Bu bağlamda, Muhterem Fethullah Gülen Hocaefendi’nin Ölçü veya Yoldaki Işıklar isimli eseri hakkında birkaç söz söylemeye çalışacağım. 

Tahta Kulübede Kara Kaplı Defter

1966 yılında İzmir Kestanepazarı Vaizliğine atanan Hocaefendi, o yıllarda iki metre karelik irşad kandiliyle aydınlanan tahta bir kulübede kalıyordu. Misafirlerini bu mütevazı yerde ağırlıyor, okumalarını ve çalışmalarını da yine burada yapıyordu. İlhamlarını yazdığı kara kaplı bir defter de ona eşlik ediyordu.

Bu deftere yazılan akıl ve vicdanın imtizaç ve izdivacından süzülen hakikatler, 1981 yılında dört kitapçık halinde basılacak ve 1985 yılında da Milli Eğitim Bakanlığı tarafından öğretmen ve öğrencilere tavsiye edilen kitaplar arasına girecekti. 
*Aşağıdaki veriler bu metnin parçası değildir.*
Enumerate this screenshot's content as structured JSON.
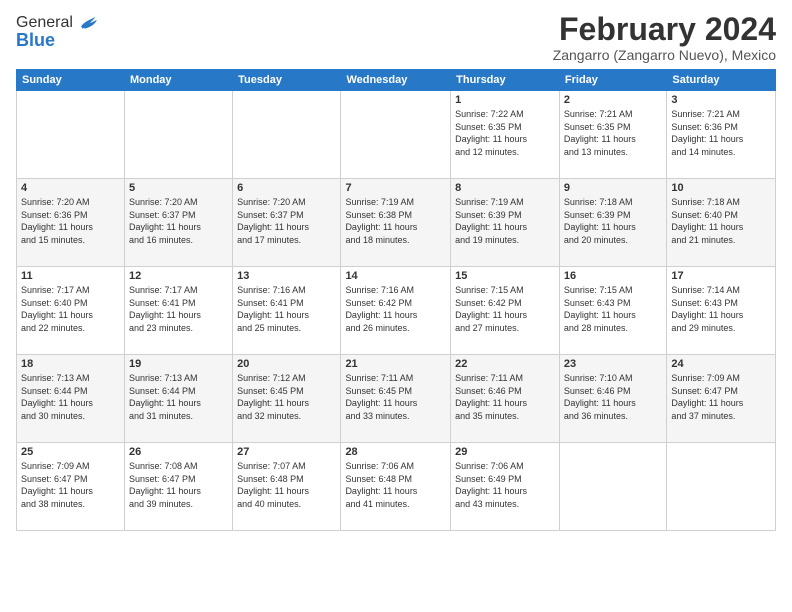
{
  "logo": {
    "general": "General",
    "blue": "Blue"
  },
  "header": {
    "title": "February 2024",
    "location": "Zangarro (Zangarro Nuevo), Mexico"
  },
  "weekdays": [
    "Sunday",
    "Monday",
    "Tuesday",
    "Wednesday",
    "Thursday",
    "Friday",
    "Saturday"
  ],
  "weeks": [
    [
      {
        "day": "",
        "info": ""
      },
      {
        "day": "",
        "info": ""
      },
      {
        "day": "",
        "info": ""
      },
      {
        "day": "",
        "info": ""
      },
      {
        "day": "1",
        "info": "Sunrise: 7:22 AM\nSunset: 6:35 PM\nDaylight: 11 hours\nand 12 minutes."
      },
      {
        "day": "2",
        "info": "Sunrise: 7:21 AM\nSunset: 6:35 PM\nDaylight: 11 hours\nand 13 minutes."
      },
      {
        "day": "3",
        "info": "Sunrise: 7:21 AM\nSunset: 6:36 PM\nDaylight: 11 hours\nand 14 minutes."
      }
    ],
    [
      {
        "day": "4",
        "info": "Sunrise: 7:20 AM\nSunset: 6:36 PM\nDaylight: 11 hours\nand 15 minutes."
      },
      {
        "day": "5",
        "info": "Sunrise: 7:20 AM\nSunset: 6:37 PM\nDaylight: 11 hours\nand 16 minutes."
      },
      {
        "day": "6",
        "info": "Sunrise: 7:20 AM\nSunset: 6:37 PM\nDaylight: 11 hours\nand 17 minutes."
      },
      {
        "day": "7",
        "info": "Sunrise: 7:19 AM\nSunset: 6:38 PM\nDaylight: 11 hours\nand 18 minutes."
      },
      {
        "day": "8",
        "info": "Sunrise: 7:19 AM\nSunset: 6:39 PM\nDaylight: 11 hours\nand 19 minutes."
      },
      {
        "day": "9",
        "info": "Sunrise: 7:18 AM\nSunset: 6:39 PM\nDaylight: 11 hours\nand 20 minutes."
      },
      {
        "day": "10",
        "info": "Sunrise: 7:18 AM\nSunset: 6:40 PM\nDaylight: 11 hours\nand 21 minutes."
      }
    ],
    [
      {
        "day": "11",
        "info": "Sunrise: 7:17 AM\nSunset: 6:40 PM\nDaylight: 11 hours\nand 22 minutes."
      },
      {
        "day": "12",
        "info": "Sunrise: 7:17 AM\nSunset: 6:41 PM\nDaylight: 11 hours\nand 23 minutes."
      },
      {
        "day": "13",
        "info": "Sunrise: 7:16 AM\nSunset: 6:41 PM\nDaylight: 11 hours\nand 25 minutes."
      },
      {
        "day": "14",
        "info": "Sunrise: 7:16 AM\nSunset: 6:42 PM\nDaylight: 11 hours\nand 26 minutes."
      },
      {
        "day": "15",
        "info": "Sunrise: 7:15 AM\nSunset: 6:42 PM\nDaylight: 11 hours\nand 27 minutes."
      },
      {
        "day": "16",
        "info": "Sunrise: 7:15 AM\nSunset: 6:43 PM\nDaylight: 11 hours\nand 28 minutes."
      },
      {
        "day": "17",
        "info": "Sunrise: 7:14 AM\nSunset: 6:43 PM\nDaylight: 11 hours\nand 29 minutes."
      }
    ],
    [
      {
        "day": "18",
        "info": "Sunrise: 7:13 AM\nSunset: 6:44 PM\nDaylight: 11 hours\nand 30 minutes."
      },
      {
        "day": "19",
        "info": "Sunrise: 7:13 AM\nSunset: 6:44 PM\nDaylight: 11 hours\nand 31 minutes."
      },
      {
        "day": "20",
        "info": "Sunrise: 7:12 AM\nSunset: 6:45 PM\nDaylight: 11 hours\nand 32 minutes."
      },
      {
        "day": "21",
        "info": "Sunrise: 7:11 AM\nSunset: 6:45 PM\nDaylight: 11 hours\nand 33 minutes."
      },
      {
        "day": "22",
        "info": "Sunrise: 7:11 AM\nSunset: 6:46 PM\nDaylight: 11 hours\nand 35 minutes."
      },
      {
        "day": "23",
        "info": "Sunrise: 7:10 AM\nSunset: 6:46 PM\nDaylight: 11 hours\nand 36 minutes."
      },
      {
        "day": "24",
        "info": "Sunrise: 7:09 AM\nSunset: 6:47 PM\nDaylight: 11 hours\nand 37 minutes."
      }
    ],
    [
      {
        "day": "25",
        "info": "Sunrise: 7:09 AM\nSunset: 6:47 PM\nDaylight: 11 hours\nand 38 minutes."
      },
      {
        "day": "26",
        "info": "Sunrise: 7:08 AM\nSunset: 6:47 PM\nDaylight: 11 hours\nand 39 minutes."
      },
      {
        "day": "27",
        "info": "Sunrise: 7:07 AM\nSunset: 6:48 PM\nDaylight: 11 hours\nand 40 minutes."
      },
      {
        "day": "28",
        "info": "Sunrise: 7:06 AM\nSunset: 6:48 PM\nDaylight: 11 hours\nand 41 minutes."
      },
      {
        "day": "29",
        "info": "Sunrise: 7:06 AM\nSunset: 6:49 PM\nDaylight: 11 hours\nand 43 minutes."
      },
      {
        "day": "",
        "info": ""
      },
      {
        "day": "",
        "info": ""
      }
    ]
  ]
}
Muhterem müellifin Ölçü veya Yoldaki Işıklar ismiyle yayınlanan bu eseri dört bölümden oluşmaktadır: Hikmet Açısından, İnsan ve Davranışları, Ahlakî – İçtimaî ve Hareket Perspektifi. Bu eser, toplamda 140 ayrı konuda okuyucularına pırlanta bilgiler ve ölçüler sunmaktadır. İlimden dine, tasavvuftan edebiyata, sabırdan cennete, insandan sanata, yalnızlıktan metafizik gerilime kadar birçok konuda okurlarına tesirli bilgiler vermektedir. 

Sadece Bu Eseri Olsa Yeterdi!

Bazı eserlerin arkasında öyle hikâyeler vardır ki, bu kutlu hikâyeler o eserleri daha bir değerli kılar. İşte bu eserin de; failinden mef’ulüne, hocasından talebesine kadar cevherlerle dolu bir hikâyesi var. 

Eser 1990’lı yılların sonlarına doğru Arapça’ya El-Mevazin ve’l-Edvâ ‘alâ et-Tarîk ismiyle çevrilmiştir. Fas’ın tanınmış alimlerinden Prof. Dr. Şahid el Buşuhî, bir kitap fuarında esere denk gelmiş ve onda yazılanların ilimden daha çok hikmet içerikli olduğunu anlamıştı.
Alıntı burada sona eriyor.